Zamiast po pracy jechać do Elaine, gdzie oferowałby jej swoje usługi masażysty, a także osobistego kucharza, zjadł w pracy i napisał smsa do Connora czy ma ochotę się spotkać. Przyjaciel mu nie odmówił, więc oczywiście Parkerowi humor się od razu poprawił. Może i obiad sobie zjadł, ale był potężnym człowiekiem, więc wiadomo, że jadąc do przyjaciela zajechał jeszcze do jakiejś pizzerii i zamówił dwie pizze. Przecież nie będą siedzieć o suchym pysku. Kupił też dwa czteropaki piw. Jeden z alkoholem, a drugie bezalkoholowe. Trzeba było mieć jakieś opcje, a może Parker nie powinien pić alkoholu. W końcu trzeba wrócić do domu, a następnego dnia jechać do pracy.
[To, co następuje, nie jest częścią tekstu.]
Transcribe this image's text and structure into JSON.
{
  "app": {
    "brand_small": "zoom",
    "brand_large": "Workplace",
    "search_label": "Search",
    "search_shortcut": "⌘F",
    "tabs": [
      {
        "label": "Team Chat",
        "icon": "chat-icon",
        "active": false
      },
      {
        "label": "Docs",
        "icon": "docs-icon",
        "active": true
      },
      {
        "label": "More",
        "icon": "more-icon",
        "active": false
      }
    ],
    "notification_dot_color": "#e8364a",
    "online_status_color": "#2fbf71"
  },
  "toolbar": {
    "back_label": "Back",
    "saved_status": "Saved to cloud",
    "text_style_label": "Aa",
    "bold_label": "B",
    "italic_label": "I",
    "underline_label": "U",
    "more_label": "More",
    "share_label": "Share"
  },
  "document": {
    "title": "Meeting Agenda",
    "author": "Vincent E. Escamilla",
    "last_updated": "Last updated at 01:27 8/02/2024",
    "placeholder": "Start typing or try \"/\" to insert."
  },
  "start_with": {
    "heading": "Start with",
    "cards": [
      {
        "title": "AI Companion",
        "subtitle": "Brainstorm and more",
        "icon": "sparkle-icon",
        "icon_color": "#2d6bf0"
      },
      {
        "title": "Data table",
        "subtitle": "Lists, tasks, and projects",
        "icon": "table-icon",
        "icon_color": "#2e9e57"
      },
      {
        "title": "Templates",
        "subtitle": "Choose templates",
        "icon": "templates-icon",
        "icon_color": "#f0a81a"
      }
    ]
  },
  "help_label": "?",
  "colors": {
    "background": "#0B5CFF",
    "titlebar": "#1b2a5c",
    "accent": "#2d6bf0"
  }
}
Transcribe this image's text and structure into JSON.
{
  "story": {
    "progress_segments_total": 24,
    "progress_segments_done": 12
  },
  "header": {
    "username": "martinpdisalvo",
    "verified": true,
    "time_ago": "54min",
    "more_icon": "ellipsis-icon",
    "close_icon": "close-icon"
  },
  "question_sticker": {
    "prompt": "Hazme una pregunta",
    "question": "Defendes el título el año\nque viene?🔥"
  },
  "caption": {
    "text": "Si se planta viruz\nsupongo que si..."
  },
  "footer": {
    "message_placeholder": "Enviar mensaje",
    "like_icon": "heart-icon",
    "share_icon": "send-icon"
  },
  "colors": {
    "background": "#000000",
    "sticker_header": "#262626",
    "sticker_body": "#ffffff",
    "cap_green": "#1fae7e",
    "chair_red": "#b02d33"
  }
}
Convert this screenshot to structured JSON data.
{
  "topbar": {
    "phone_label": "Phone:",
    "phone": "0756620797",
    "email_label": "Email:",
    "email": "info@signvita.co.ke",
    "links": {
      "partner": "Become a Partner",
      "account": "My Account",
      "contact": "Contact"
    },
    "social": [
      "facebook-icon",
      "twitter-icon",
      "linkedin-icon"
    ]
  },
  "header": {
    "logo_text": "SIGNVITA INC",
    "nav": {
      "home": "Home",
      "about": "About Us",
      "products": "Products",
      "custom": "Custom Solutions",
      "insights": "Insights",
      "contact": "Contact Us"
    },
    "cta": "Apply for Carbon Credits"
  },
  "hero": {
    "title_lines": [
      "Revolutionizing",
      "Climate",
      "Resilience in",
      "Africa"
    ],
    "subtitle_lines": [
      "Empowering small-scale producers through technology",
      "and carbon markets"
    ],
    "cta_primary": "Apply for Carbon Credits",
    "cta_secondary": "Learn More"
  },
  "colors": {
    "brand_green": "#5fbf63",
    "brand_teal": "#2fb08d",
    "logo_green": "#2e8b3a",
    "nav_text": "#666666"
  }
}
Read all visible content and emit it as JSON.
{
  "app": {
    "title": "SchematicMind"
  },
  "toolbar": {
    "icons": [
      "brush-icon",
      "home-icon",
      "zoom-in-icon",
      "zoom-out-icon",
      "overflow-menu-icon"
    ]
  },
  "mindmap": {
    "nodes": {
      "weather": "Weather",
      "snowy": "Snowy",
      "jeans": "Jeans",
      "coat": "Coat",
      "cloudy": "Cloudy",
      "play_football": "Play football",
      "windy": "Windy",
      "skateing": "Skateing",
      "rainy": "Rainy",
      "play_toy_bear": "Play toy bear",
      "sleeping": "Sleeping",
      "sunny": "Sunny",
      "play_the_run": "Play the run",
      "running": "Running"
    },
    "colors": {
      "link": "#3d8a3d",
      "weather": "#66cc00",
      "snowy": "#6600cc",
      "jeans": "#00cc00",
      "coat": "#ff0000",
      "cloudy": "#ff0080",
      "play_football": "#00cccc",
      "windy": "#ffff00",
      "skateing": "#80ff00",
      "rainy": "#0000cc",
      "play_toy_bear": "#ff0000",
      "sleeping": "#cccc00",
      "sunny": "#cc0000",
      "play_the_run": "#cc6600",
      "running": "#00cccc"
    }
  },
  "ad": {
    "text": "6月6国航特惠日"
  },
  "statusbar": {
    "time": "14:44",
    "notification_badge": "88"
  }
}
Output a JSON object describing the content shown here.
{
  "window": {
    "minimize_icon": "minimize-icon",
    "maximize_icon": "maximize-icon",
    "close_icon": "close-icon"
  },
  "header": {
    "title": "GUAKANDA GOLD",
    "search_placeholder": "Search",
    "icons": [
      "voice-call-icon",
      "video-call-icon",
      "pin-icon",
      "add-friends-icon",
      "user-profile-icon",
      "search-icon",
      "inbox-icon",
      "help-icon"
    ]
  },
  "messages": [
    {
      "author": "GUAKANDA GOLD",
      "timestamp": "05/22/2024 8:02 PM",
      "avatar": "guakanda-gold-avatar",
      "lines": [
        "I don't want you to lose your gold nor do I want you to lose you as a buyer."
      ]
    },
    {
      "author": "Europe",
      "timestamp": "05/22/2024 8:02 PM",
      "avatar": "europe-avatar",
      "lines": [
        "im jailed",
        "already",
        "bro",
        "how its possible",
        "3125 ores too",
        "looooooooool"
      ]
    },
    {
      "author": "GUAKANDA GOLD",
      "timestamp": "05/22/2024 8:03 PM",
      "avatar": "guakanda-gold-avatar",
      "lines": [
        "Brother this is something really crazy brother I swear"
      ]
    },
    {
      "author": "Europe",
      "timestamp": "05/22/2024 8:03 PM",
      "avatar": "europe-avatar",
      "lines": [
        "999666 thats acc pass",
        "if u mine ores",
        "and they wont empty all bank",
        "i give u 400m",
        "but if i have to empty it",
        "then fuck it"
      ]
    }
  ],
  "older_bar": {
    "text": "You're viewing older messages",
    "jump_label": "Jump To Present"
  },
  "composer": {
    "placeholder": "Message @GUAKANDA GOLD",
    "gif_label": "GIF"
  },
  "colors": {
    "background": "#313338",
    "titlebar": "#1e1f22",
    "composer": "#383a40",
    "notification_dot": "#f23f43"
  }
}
Narodziły się nowe krokodyle. Nie można tak tego wszystkiego olać.
- Witaj, przyjacielu. – Przywitał się i wręczył od razu Connorowi pudełka z pizzą i wszedł do środka. – Mam nadzieję, że się napijemy. – Uniósł czteropaki naprawdę mając nadzieję, że Connor mu nie odmówi. Nie chciał się zniżać do trików „ze mną się nie napijesz?”.
prawnik, ekonomista — Neelsen Group
37 yo — 190 cm
Awatar użytkownika
about
Doświadczony prawnik i ekonomista, który od lat współtworzy firmę razem ze swoim najlepszym przyjacielem. Wieczny Piotruś Pan. Niedawno wrócił w rodzinne strony i został trafiony przez strzałę wyjątkowo złośliwego amora.
o s i e m

Connor nigdy nie przywiązywał jakiejś szczególnej uwagi do walentynek. Przez wiele lat święto zakochanych w ogóle go nie dotyczyło, ponieważ nie był zakochany. Zawzięcie unikał zobowiązań. Interesowały go jedynie przelotne znajomości, które kończyły się równie szybko, co zaczynały. Taki stan rzeczy długo mu odpowiadał. Był skupiony na pracy i edukacji. Dopiero stosunkowo niedawno zaczęła doskwierać mu samotność. Zapragnął zmiany, dlatego zdecydował się na powrót w rodzinne strony. Sprawy zawodowe ułożyły się w taki sposób, że miał ku temu idealną okazję. Wciąż pracował w tej samej firmie, ale w innej filii. Po powrocie do Lorne Bay na jego drodze pojawiła się kobieta, która mocno go zaintrygowała. Rea skupiła niemal całą jego uwagę. Connor był nią zauroczony. Niestety ona nim niekoniecznie. Umówmy się, Connor nie miał najlepszej reputacji. Uchodził raczej za podrywacza, więc wiedział, że będzie musiał się wysilić. Można więc rzecz, że Connor i Parker znajdowali się w podobnym położeniu. Oboje zabiegali o czyjeś względy, ale jak na razie spotykali się z odrzuceniem. Connor musiał przyznać, że nie było to przyjemne uczucie. Nieczęsto się z tym spotykał. Przeważnie zazwyczaj kobiety same do niego lgnęły.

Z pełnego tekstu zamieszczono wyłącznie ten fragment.